Legal & General Group PLC CEO Nigel Wilson said his company's culture is "positive" and "supportive" after several employees complained to the U.K. Financial Conduct Authority about alleged compliance and risk failures at its asset management unit.

The Financial Times reported in July that employees accused Legal & General Investment Management, or LGIM, of failures that they said could have cost clients millions of pounds. The company said at the time it was conducting a full investigation with external advisers.

Responding to analysts' questions about the incident on a Aug. 9 first-half earnings conference call, Wilson said that the company actively encourages whistleblowers.

"It is unfortunate that these things have got in the media, relating to incidents that happened in 2017, but they have," he said. "Rest assured that we are totally convinced, and know, that we have a positive, supportive culture here."

LGIM CEO Mark Zinkula said his division's culture is "something we take pride in." The company's control framework acted the way it was supposed to, leading to an independent investigation into the alleged activities.

"Things can be alleged at any time and how the press chooses to portray it we can't control," Zinkula said, adding that analysts should "focus on the facts."

Bulk annuity pipeline

Legal & General's first-half 2018 profit attributable to equity holders fell to £771 million from the £946 million it reported a year ago.

The company revealed that it is expecting to close £7 billion worth of U.K. pension risk transfer deals, also known as bulk annuity deals, under which insurers assume liabilities for defined benefit pension schemes, in the second half, and is actively quoting on £20 billion of business. That is an increase from the £17 billion it said it was actively quoting on at its investor day in March.

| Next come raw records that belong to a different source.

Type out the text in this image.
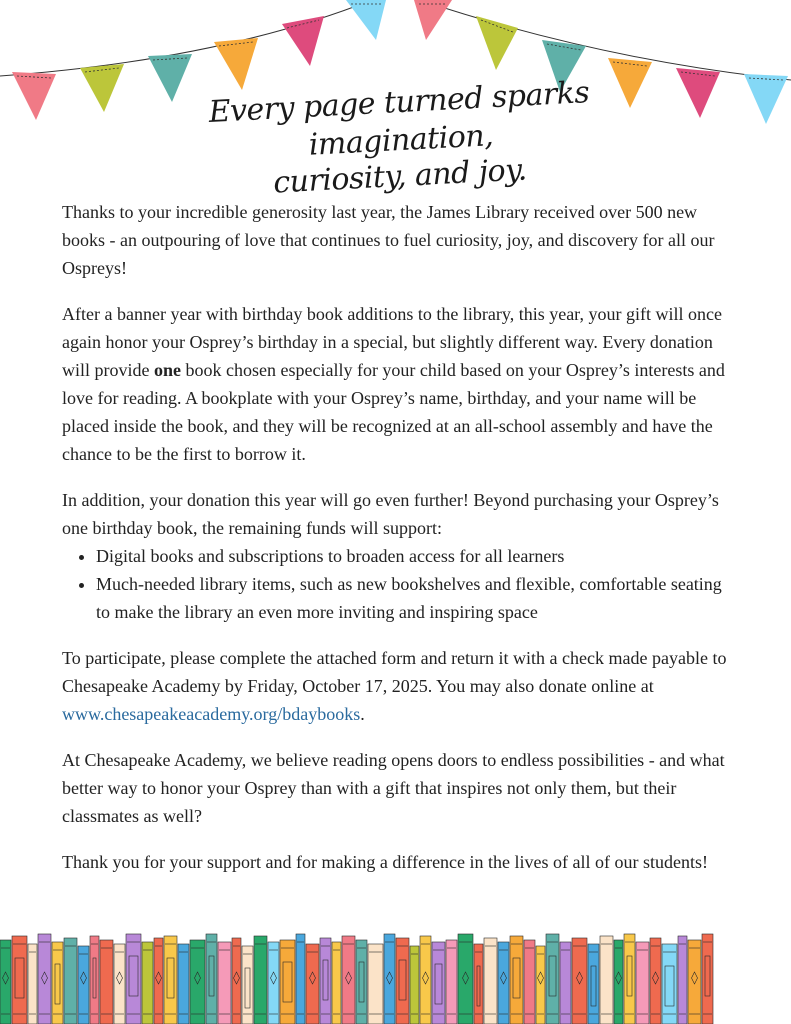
Every page turned sparks imagination,
curiosity, and joy.

Thanks to your incredible generosity last year, the James Library received over 500 new books - an outpouring of love that continues to fuel curiosity, joy, and discovery for all our Ospreys!

After a banner year with birthday book additions to the library, this year, your gift will once again honor your Osprey’s birthday in a special, but slightly different way. Every donation will provide one book chosen especially for your child based on your Osprey’s interests and love for reading. A bookplate with your Osprey’s name, birthday, and your name will be placed inside the book, and they will be recognized at an all-school assembly and have the chance to be the first to borrow it.

In addition, your donation this year will go even further! Beyond purchasing your Osprey’s one birthday book, the remaining funds will support:

• Digital books and subscriptions to broaden access for all learners
• Much-needed library items, such as new bookshelves and flexible, comfortable seating to make the library an even more inviting and inspiring space

To participate, please complete the attached form and return it with a check made payable to Chesapeake Academy by Friday, October 17, 2025. You may also donate online at www.chesapeakeacademy.org/bdaybooks.

At Chesapeake Academy, we believe reading opens doors to endless possibilities - and what better way to honor your Osprey than with a gift that inspires not only them, but their classmates as well?

Thank you for your support and for making a difference in the lives of all of our students!
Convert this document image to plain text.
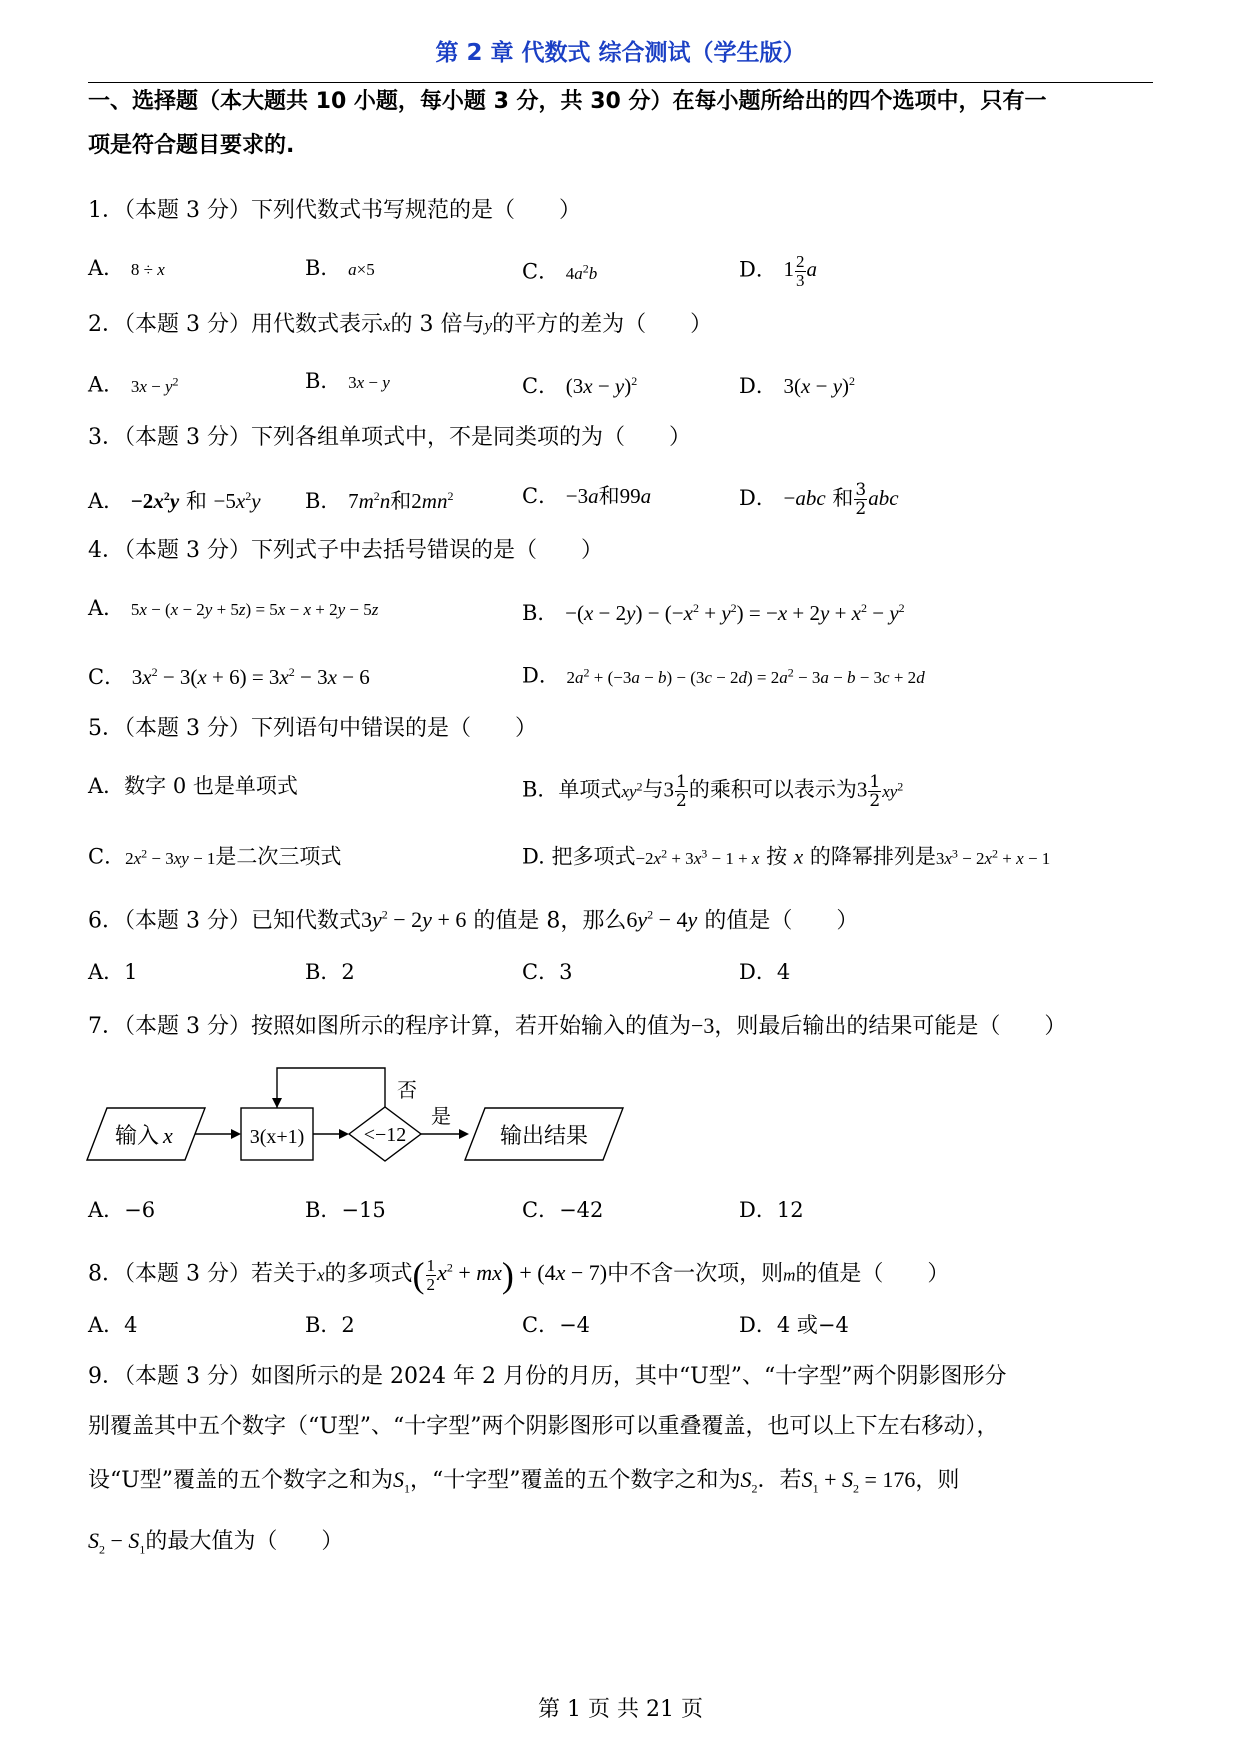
第 2 章 代数式 综合测试（学生版）
一、选择题（本大题共 10 小题，每小题 3 分，共 30 分）在每小题所给出的四个选项中，只有一
项是符合题目要求的.
1．（本题 3 分）下列代数式书写规范的是（　　）
A． 8 ÷ x	B． a×5	C． $4a^2b$	D． $1 \frac{2}{3}$ a
2．（本题 3 分）用代数式表示x的 3 倍与y的平方的差为（　　）
A． $3x - y^2$	B． 3x − y	C． $(3x - y)^2$	D． $3(x - y)^2$
3．（本题 3 分）下列各组单项式中，不是同类项的为（　　）
A． $-2x^2y$ 和 $-5x^2y$ B． $7m^2n$和$2mn^2$	C． −3a和99a	D． −abc 和 $\frac{3}{2}$ abc
4．（本题 3 分）下列式子中去括号错误的是（　　）
A． 5x − (x − 2y + 5z) = 5x − x + 2y − 5z	B． $-(x - 2y) - (-x^2 + y^2) = -x + 2y + x^2 - y^2$
C． $3x^2 - 3(x + 6) = 3x^2 - 3x - 6$	D． $2a^2 + (-3a - b) - (3c - 2d) = 2a^2 - 3a - b - 3c + 2d$
5．（本题 3 分）下列语句中错误的是（　　）
A．数字 0 也是单项式	B．单项式$xy^2$与$3 \frac{1}{2}$ 的乘积可以表示为$3 \frac{1}{2} xy^2$
C．$2x^2 - 3xy - 1$是二次三项式	D. 把多项式$-2x^2 + 3x^3 - 1 + x$ 按 x 的降幂排列是$3x^3 - 2x^2 + x - 1$
6．（本题 3 分）已知代数式$3y^2 - 2y + 6$ 的值是 8，那么$6y^2 - 4y$ 的值是（　　）
A．1	B．2	C．3	D．4
7．（本题 3 分）按照如图所示的程序计算，若开始输入的值为−3，则最后输出的结果可能是（　　）
输入 x	3(x+1)	<−12
否
是
输出结果
A．−6	B．−15	C．−42	D．12
8．（本题 3 分）若关于x的多项式( $\frac{1}{2} x^2 + mx) + (4x - 7)$中不含一次项，则m的值是（　　）
A．4	B．2	C．−4	D．4 或−4
9．（本题 3 分）如图所示的是 2024 年 2 月份的月历，其中“U型”、“十字型”两个阴影图形分
别覆盖其中五个数字（“U型”、“十字型”两个阴影图形可以重叠覆盖，也可以上下左右移动），
设“U型”覆盖的五个数字之和为$S_1$，“十字型”覆盖的五个数字之和为$S_2$．若$S_1 + S_2 = 176$，则
$S_2 - S_1$的最大值为（　　）
第 1 页 共 21 页
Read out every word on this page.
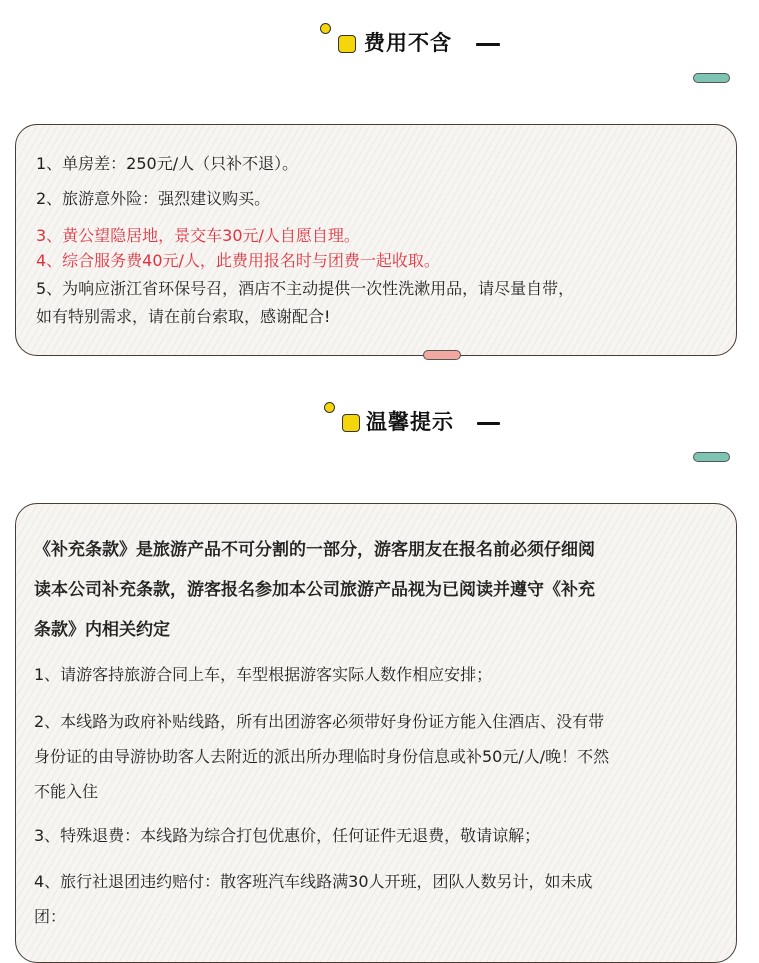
费用不含
1、单房差：250元/人（只补不退）。
2、旅游意外险：强烈建议购买。
3、黄公望隐居地，景交车30元/人自愿自理。
4、综合服务费40元/人，此费用报名时与团费一起收取。
5、为响应浙江省环保号召，酒店不主动提供一次性洗漱用品，请尽量自带，
如有特别需求，请在前台索取，感谢配合!
温馨提示
《补充条款》是旅游产品不可分割的一部分，游客朋友在报名前必须仔细阅
读本公司补充条款，游客报名参加本公司旅游产品视为已阅读并遵守《补充
条款》内相关约定
1、请游客持旅游合同上车，车型根据游客实际人数作相应安排；
2、本线路为政府补贴线路，所有出团游客必须带好身份证方能入住酒店、没有带
身份证的由导游协助客人去附近的派出所办理临时身份信息或补50元/人/晚！不然
不能入住
3、特殊退费：本线路为综合打包优惠价，任何证件无退费，敬请谅解；
4、旅行社退团违约赔付：散客班汽车线路满30人开班，团队人数另计，如未成
团：
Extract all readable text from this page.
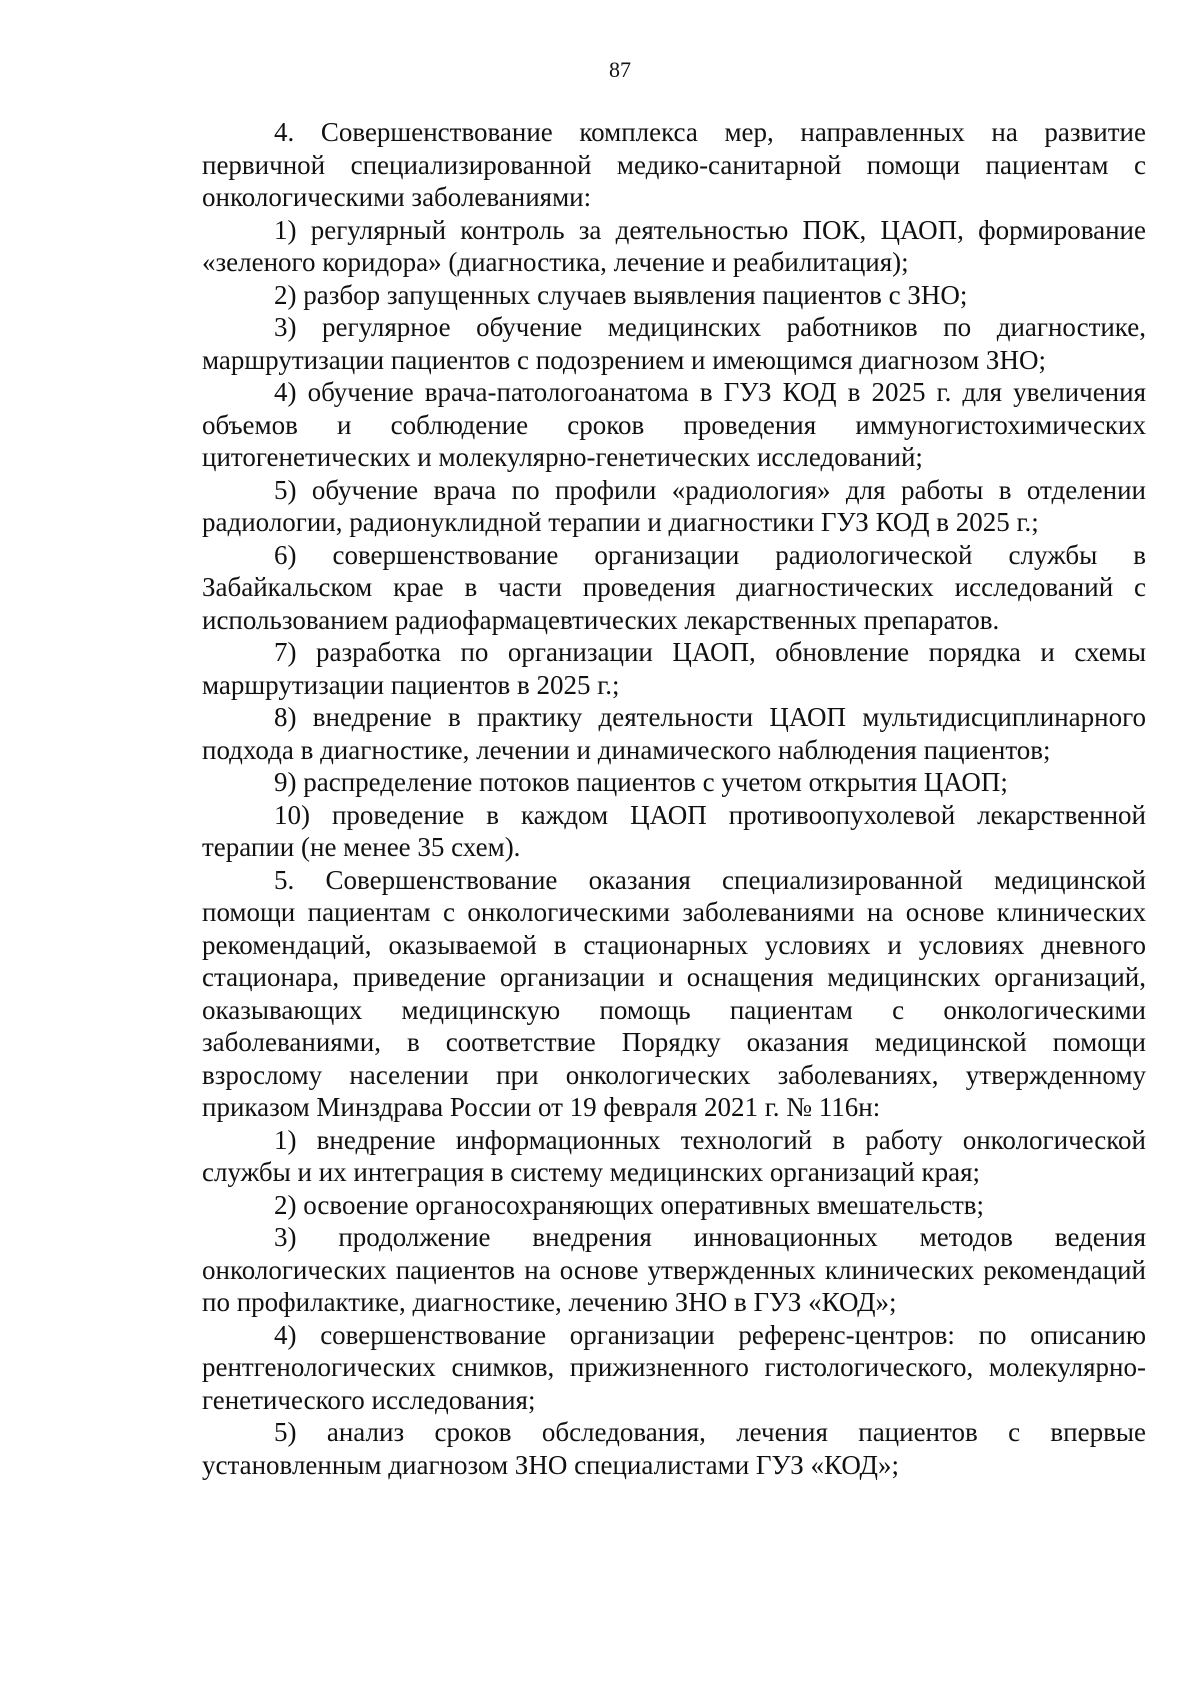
87

4. Совершенствование комплекса мер, направленных на развитие первичной специализированной медико-санитарной помощи пациентам с онкологическими заболеваниями:

1) регулярный контроль за деятельностью ПОК, ЦАОП, формирование «зеленого коридора» (диагностика, лечение и реабилитация);

2) разбор запущенных случаев выявления пациентов с ЗНО;

3) регулярное обучение медицинских работников по диагностике, маршрутизации пациентов с подозрением и имеющимся диагнозом ЗНО;

4) обучение врача-патологоанатома в ГУЗ КОД в 2025 г. для увеличения объемов и соблюдение сроков проведения иммуногистохимических цитогенетических и молекулярно-генетических исследований;

5) обучение врача по профили «радиология» для работы в отделении радиологии, радионуклидной терапии и диагностики ГУЗ КОД в 2025 г.;

6) совершенствование организации радиологической службы в Забайкальском крае в части проведения диагностических исследований с использованием радиофармацевтических лекарственных препаратов.

7) разработка по организации ЦАОП, обновление порядка и схемы маршрутизации пациентов в 2025 г.;

8) внедрение в практику деятельности ЦАОП мультидисциплинарного подхода в диагностике, лечении и динамического наблюдения пациентов;

9) распределение потоков пациентов с учетом открытия ЦАОП;

10) проведение в каждом ЦАОП противоопухолевой лекарственной терапии (не менее 35 схем).

5. Совершенствование оказания специализированной медицинской помощи пациентам с онкологическими заболеваниями на основе клинических рекомендаций, оказываемой в стационарных условиях и условиях дневного стационара, приведение организации и оснащения медицинских организаций, оказывающих медицинскую помощь пациентам с онкологическими заболеваниями, в соответствие Порядку оказания медицинской помощи взрослому населении при онкологических заболеваниях, утвержденному приказом Минздрава России от 19 февраля 2021 г. № 116н:

1) внедрение информационных технологий в работу онкологической службы и их интеграция в систему медицинских организаций края;

2) освоение органосохраняющих оперативных вмешательств;

3) продолжение внедрения инновационных методов ведения онкологических пациентов на основе утвержденных клинических рекомендаций по профилактике, диагностике, лечению ЗНО в ГУЗ «КОД»;

4) совершенствование организации референс-центров: по описанию рентгенологических снимков, прижизненного гистологического, молекулярно-генетического исследования;

5) анализ сроков обследования, лечения пациентов с впервые установленным диагнозом ЗНО специалистами ГУЗ «КОД»;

Wilson said that the company was expecting to close a pension risk transfer deal "later this week or early next week" and that the company was expecting a "record year" for pension risk transfer deals.

Lifetime mortgage impact

CFO Jeff Davies said that Legal & General had increased prices for pension risk transfers in response to the U.K. Prudential Regulation Authority's consultation on lifetime mortgages, also known as equity release mortgages. Insurers write lifetime mortgages, which allow homeowners to borrow against the values of their houses, to back the liabilities they assume in pension risk transfer deals. The PRA is concerned that insurers are not holding enough capital against lifetime mortgages, and consultants had been expecting insurers to push up prices.

But Davies said that pension schemes had been "accepting and understanding" of the increases and the reasons behind them. "Given we have been winning [deals], we therefore assume our competition must be doing the same around that," he said.

Davies also said that although Legal & General was "the leader" in lifetime mortgages with a 28% market share, he expects the effect of the PRA consultation on the company's capital position to be immaterial.